The government has already made concessions to business which put significant boundaries around the whole idea of multi-employer bargaining – notably on Thursday excising the whole commercial construction sector from its reach.

What about small business?

And there is the reality of "unions in small business". As the ACTU's Sally McManus said on Friday morning: "We are not organising multi-employer bargains in small businesses. We've never had high union membership in small businesses, even when we had 60 per cent membership and we've got 14 per cent now, it is not going to happen."

Just what will happen to small business in this new system – and what further constraints and clarifications the government might put on multi-employer bargaining — are now at the centre of the parliamentary debate about the government's legislation.

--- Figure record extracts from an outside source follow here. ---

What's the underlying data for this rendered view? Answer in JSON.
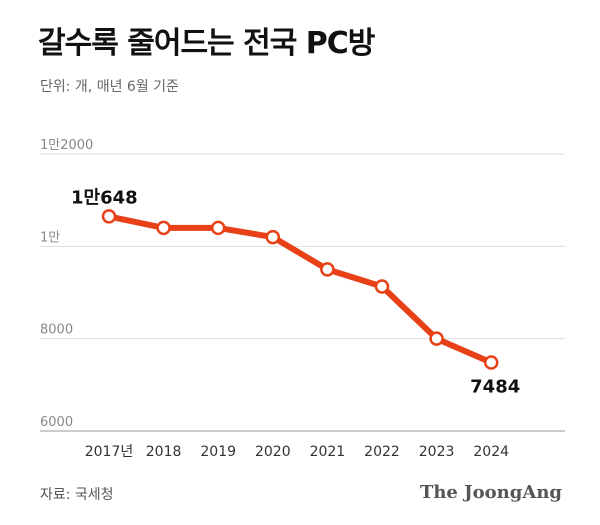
{
  "title": "갈수록 줄어드는 전국 PC방",
  "unit_note": "단위: 개, 매년 6월 기준",
  "source": "자료: 국세청",
  "brand": "The JoongAng",
  "colors": {
    "line": "#e84118",
    "point_fill": "#ffffff",
    "grid": "#dddddd"
  },
  "chart_data": {
    "type": "line",
    "title": "갈수록 줄어드는 전국 PC방",
    "categories": [
      "2017년",
      "2018",
      "2019",
      "2020",
      "2021",
      "2022",
      "2023",
      "2024"
    ],
    "series": [
      {
        "values": [
          10648,
          10400,
          10400,
          10200,
          9500,
          9130,
          8000,
          7484
        ]
      }
    ],
    "ylim": [
      6000,
      12000
    ],
    "yticks": [
      6000,
      8000,
      10000,
      12000
    ],
    "ytick_labels": [
      "6000",
      "8000",
      "1만",
      "1만2000"
    ],
    "annotations": [
      {
        "index": 0,
        "text": "1만648"
      },
      {
        "index": 7,
        "text": "7484"
      }
    ],
    "grid": true,
    "legend": "none"
  }
}
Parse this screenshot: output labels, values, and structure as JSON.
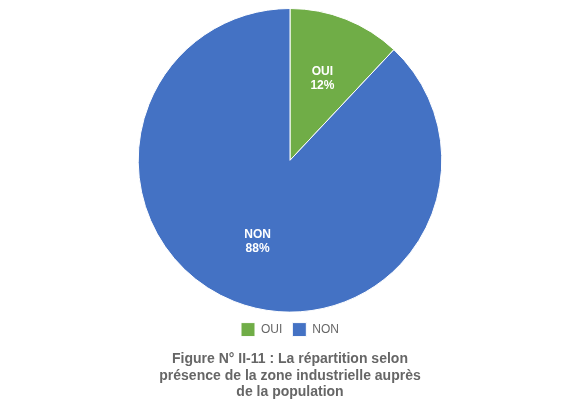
{
  "chart_data": {
    "type": "pie",
    "title": [
      "Figure N° II-11 : La répartition selon",
      "présence de la zone industrielle auprès",
      "de la population"
    ],
    "categories": [
      "OUI",
      "NON"
    ],
    "values": [
      12,
      88
    ],
    "value_labels": [
      "OUI\n12%",
      "NON\n88%"
    ],
    "data_labels": true,
    "colors": [
      "#70AD47",
      "#4472C4"
    ],
    "legend": "bottom"
  }
}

With the legislation having now made its way through the House of Representatives, the real fun begins about the details of how these reforms will ultimately come into law, as a Senate inquiry considers the legislation in detail in the next couple of weeks and the negotiations go on with the Senate cross bench.

That most notably means new independent Senator David Pocock and Tasmanian independent Jacqui Lambie.

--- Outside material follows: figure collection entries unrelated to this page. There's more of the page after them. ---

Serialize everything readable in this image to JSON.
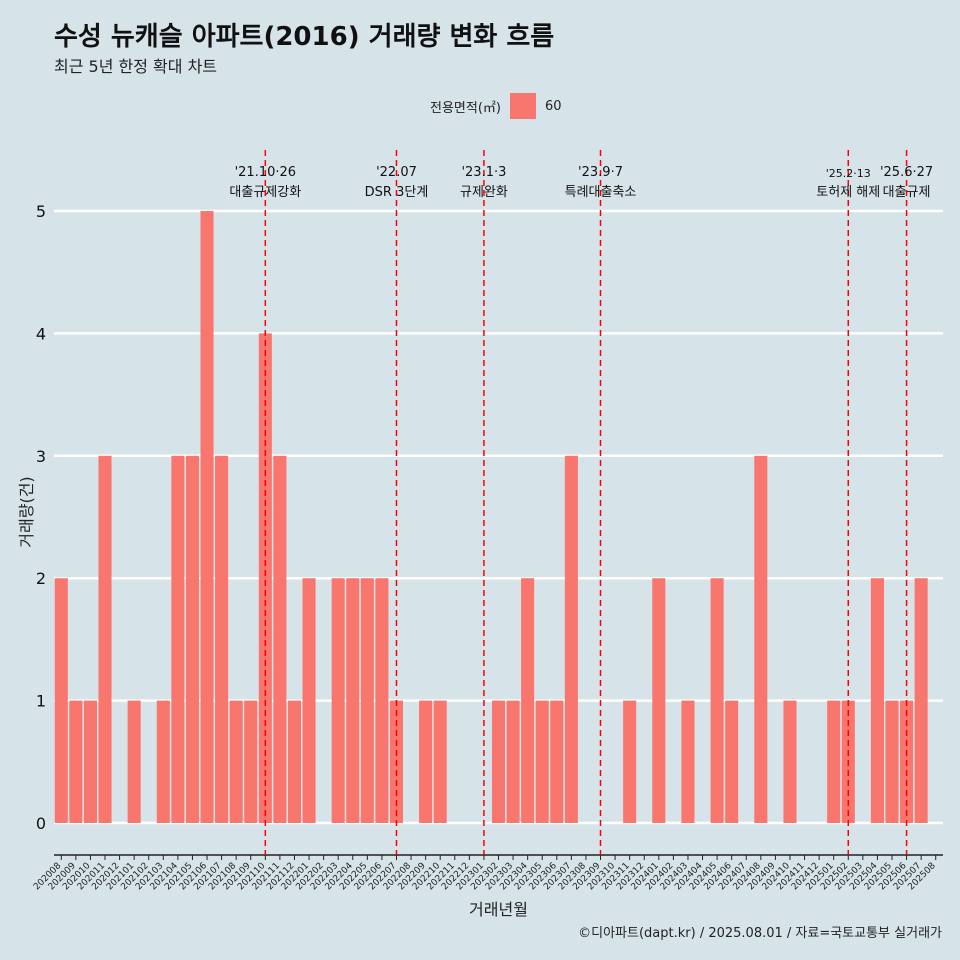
{
  "header": {
    "title": "수성 뉴캐슬 아파트(2016) 거래량 변화 흐름",
    "subtitle": "최근 5년 한정 확대 차트"
  },
  "legend": {
    "title": "전용면적(㎡)",
    "items": [
      {
        "label": "60",
        "color": "#f8766d"
      }
    ]
  },
  "footer": {
    "credit": "©디아파트(dapt.kr) / 2025.08.01 / 자료=국토교통부 실거래가"
  },
  "colors": {
    "background": "#d6e4ea",
    "bar": "#f8766d",
    "annotation": "#ff0000",
    "grid": "#ffffff"
  },
  "chart_data": {
    "type": "bar",
    "xlabel": "거래년월",
    "ylabel": "거래량(건)",
    "ylim": [
      0,
      5
    ],
    "yticks": [
      0,
      1,
      2,
      3,
      4,
      5
    ],
    "grid": true,
    "legend_position": "top",
    "categories": [
      "202008",
      "202009",
      "202010",
      "202011",
      "202012",
      "202101",
      "202102",
      "202103",
      "202104",
      "202105",
      "202106",
      "202107",
      "202108",
      "202109",
      "202110",
      "202111",
      "202112",
      "202201",
      "202202",
      "202203",
      "202204",
      "202205",
      "202206",
      "202207",
      "202208",
      "202209",
      "202210",
      "202211",
      "202212",
      "202301",
      "202302",
      "202303",
      "202304",
      "202305",
      "202306",
      "202307",
      "202308",
      "202309",
      "202310",
      "202311",
      "202312",
      "202401",
      "202402",
      "202403",
      "202404",
      "202405",
      "202406",
      "202407",
      "202408",
      "202409",
      "202410",
      "202411",
      "202412",
      "202501",
      "202502",
      "202503",
      "202504",
      "202505",
      "202506",
      "202507",
      "202508"
    ],
    "series": [
      {
        "name": "60",
        "values": [
          2,
          1,
          1,
          3,
          0,
          1,
          0,
          1,
          3,
          3,
          5,
          3,
          1,
          1,
          4,
          3,
          1,
          2,
          0,
          2,
          2,
          2,
          2,
          1,
          0,
          1,
          1,
          0,
          0,
          0,
          1,
          1,
          2,
          1,
          1,
          3,
          0,
          0,
          0,
          1,
          0,
          2,
          0,
          1,
          0,
          2,
          1,
          0,
          3,
          0,
          1,
          0,
          0,
          1,
          1,
          0,
          2,
          1,
          1,
          2,
          0
        ]
      }
    ],
    "annotations": [
      {
        "x": "202110",
        "date_label": "'21.10·26",
        "label": "대출규제강화"
      },
      {
        "x": "202207",
        "date_label": "'22.07",
        "label": "DSR 3단계"
      },
      {
        "x": "202301",
        "date_label": "'23.1·3",
        "label": "규제완화"
      },
      {
        "x": "202309",
        "date_label": "'23.9·7",
        "label": "특례대출축소"
      },
      {
        "x": "202502",
        "date_label": "'25.2·13",
        "label": "토허제 해제"
      },
      {
        "x": "202506",
        "date_label": "'25.6·27",
        "label": "대출규제"
      }
    ]
  }
}
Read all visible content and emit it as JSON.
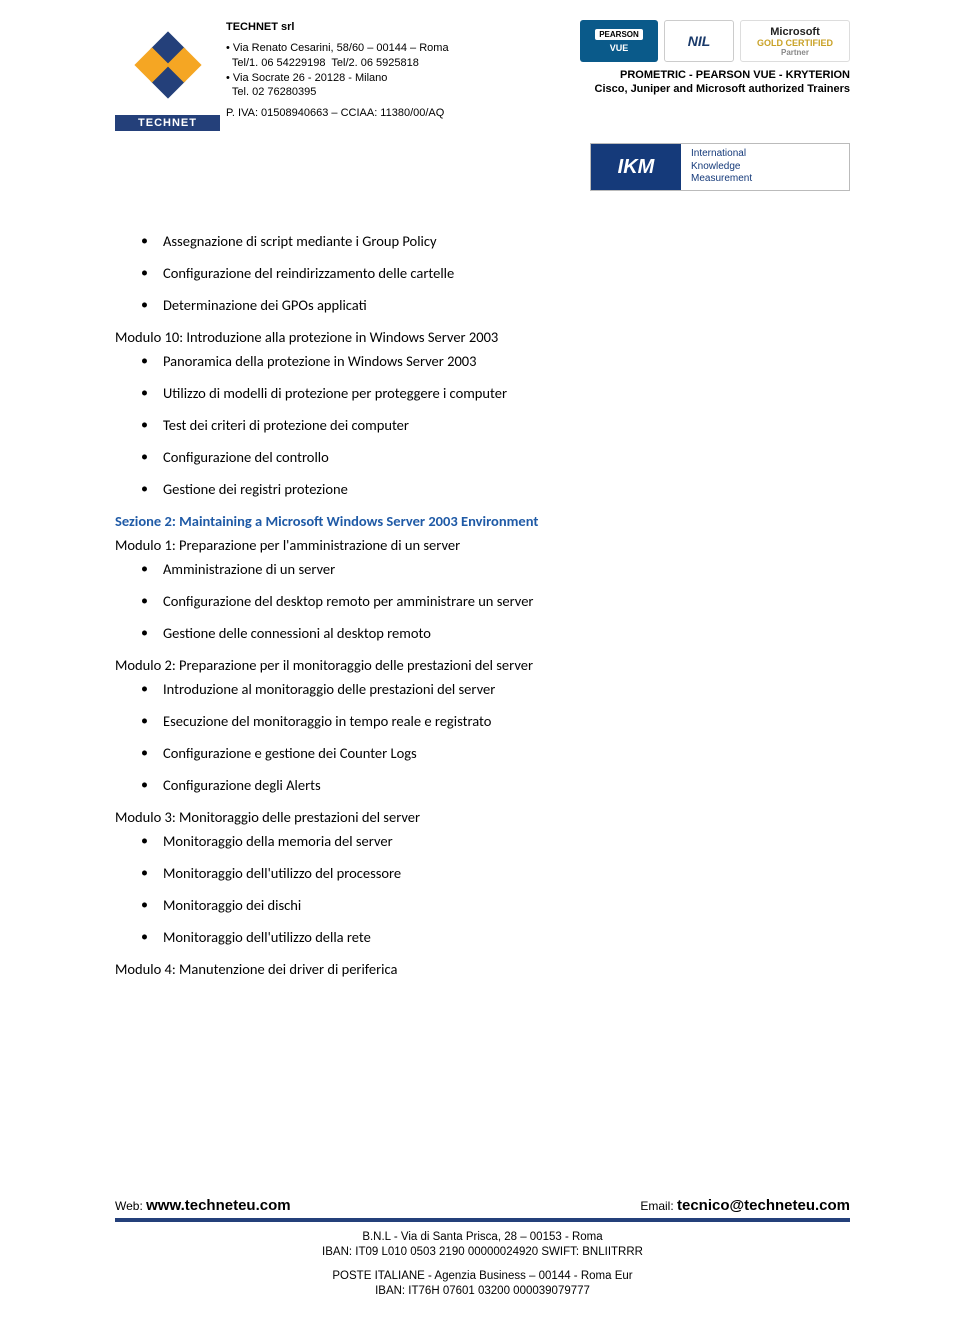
{
  "header": {
    "company_name": "TECHNET srl",
    "addr1": "• Via Renato Cesarini, 58/60 – 00144 – Roma",
    "tel1": "  Tel/1. 06 54229198  Tel/2. 06 5925818",
    "addr2": "• Via Socrate 26 - 20128 - Milano",
    "tel2": "  Tel. 02 76280395",
    "piva": "P. IVA: 01508940663 – CCIAA: 11380/00/AQ",
    "logo_text": "TECHNET",
    "subhead1": "PROMETRIC - PEARSON VUE - KRYTERION",
    "subhead2": "Cisco, Juniper and  Microsoft authorized Trainers",
    "badge_pearson_top": "PEARSON",
    "badge_pearson_bottom": "VUE",
    "badge_nil": "NIL",
    "badge_ms1": "Microsoft",
    "badge_ms2": "GOLD CERTIFIED",
    "badge_ms3": "Partner",
    "ikm_logo": "IKM",
    "ikm_l1": "International",
    "ikm_l2": "Knowledge",
    "ikm_l3": "Measurement"
  },
  "content": {
    "top_bullets": [
      "Assegnazione di script mediante i Group Policy",
      "Configurazione del reindirizzamento delle cartelle",
      "Determinazione dei GPOs applicati"
    ],
    "mod10_title": "Modulo 10: Introduzione alla protezione in Windows Server 2003",
    "mod10_bullets": [
      "Panoramica della protezione in Windows Server 2003",
      "Utilizzo di modelli di protezione per proteggere i computer",
      "Test dei criteri di protezione dei computer",
      "Configurazione del controllo",
      "Gestione dei registri protezione"
    ],
    "section2_title": "Sezione 2: Maintaining a Microsoft Windows Server 2003 Environment",
    "s2m1_title": "Modulo 1: Preparazione per l'amministrazione di un server",
    "s2m1_bullets": [
      "Amministrazione di un server",
      "Configurazione del desktop remoto per amministrare un server",
      "Gestione delle connessioni al desktop remoto"
    ],
    "s2m2_title": "Modulo 2: Preparazione per il monitoraggio delle prestazioni del server",
    "s2m2_bullets": [
      "Introduzione al monitoraggio delle prestazioni del server",
      "Esecuzione del monitoraggio in tempo reale e registrato",
      "Configurazione e gestione dei Counter Logs",
      "Configurazione degli Alerts"
    ],
    "s2m3_title": "Modulo 3: Monitoraggio delle prestazioni del server",
    "s2m3_bullets": [
      "Monitoraggio della memoria del server",
      "Monitoraggio dell'utilizzo del processore",
      "Monitoraggio dei dischi",
      "Monitoraggio dell'utilizzo della rete"
    ],
    "s2m4_title": "Modulo 4: Manutenzione dei driver di periferica"
  },
  "footer": {
    "web_label": "Web: ",
    "web": "www.techneteu.com",
    "email_label": "Email: ",
    "email": "tecnico@techneteu.com",
    "bnl1": "B.N.L  - Via di Santa Prisca, 28 – 00153 - Roma",
    "bnl2": "IBAN: IT09 L010 0503 2190 00000024920   SWIFT: BNLIITRRR",
    "poste1": "POSTE ITALIANE - Agenzia Business – 00144 - Roma Eur",
    "poste2": "IBAN: IT76H 07601 03200 000039079777"
  },
  "colors": {
    "brand_blue": "#24407a",
    "link_blue": "#1f5aa6"
  }
}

David Pocock wears a navy blue sweater while leaning on the wall of the Parliament House courtyard
Independent Senator David Pocock.(Australian Story: Matt Roberts )

There is no doubt the government is rushing this legislation and it is this rush, rather than the lack of a case for change, that seems to leave it vulnerable to criticism about its political management on the one hand, but also clearly focused on the cost of living crisis for low income earners on the other.

Those key senators on the cross bench want the bill split up so that the proposed stream of agreements for people on low incomes can be addressed immediately, while other parts of the legislation are considered nextd year.

Workplace Relations Minister Tony Burke's counter argument to that on Thursday was the example of early childhood educators in Victoria who ended up "pretending" that they had made individual agreements in order to get pay rises.

"You don't want to have a situation where then you basically have to freeze those pay rates until people go off and back to the award again before people are eligible," he said.

There is another consideration

There is almost certainly another more basic political consideration here: the government does not want to be exposed to a summer scare campaign about the impact of its legislation which would leave the multi-employer bargaining debate stranded in the new year.

The assessment is that the dire state of real wages means the government has the political momentum right now, and it doesn't want to lose it.

While employer and lobby groups are complaining about being rushed, the huge swathe of low to middle income earners suffering a very real incomes crisis right now just want the government to "get wages moving".

This is the basis of the government's resolve to not budge, and to push for a pre-Christmas deal. Instead of Pocock's proposal to excise an entire stream of agreements from the legislation, the government's negotiations are likely to be aimed at simply narrowing the number of people who might be in it.

There is a lot more to this complex legislation than just questions about the definition of how to define a small business in terms of numbers of employees, and the future of multi-employer bargaining.

One notable feature of the debate in the past week has been the approach of the new cross bench in the House. It is not a clear division of ideological views erupting from this debate that is of interest, but the way crossbench members have made different decisions about whether to support legislation which MPs acknowledge still has flaws, or to not support legislation because it still has flaws.

These MPs are considering all the details and want more answers. They are actually considering the legislation in detail.

While there is an unseemly rush on industrial relations just now and this bodes for a most fascinating parliament in the next couple of years.

Laura Tingle is 7.30's chief political correspondent.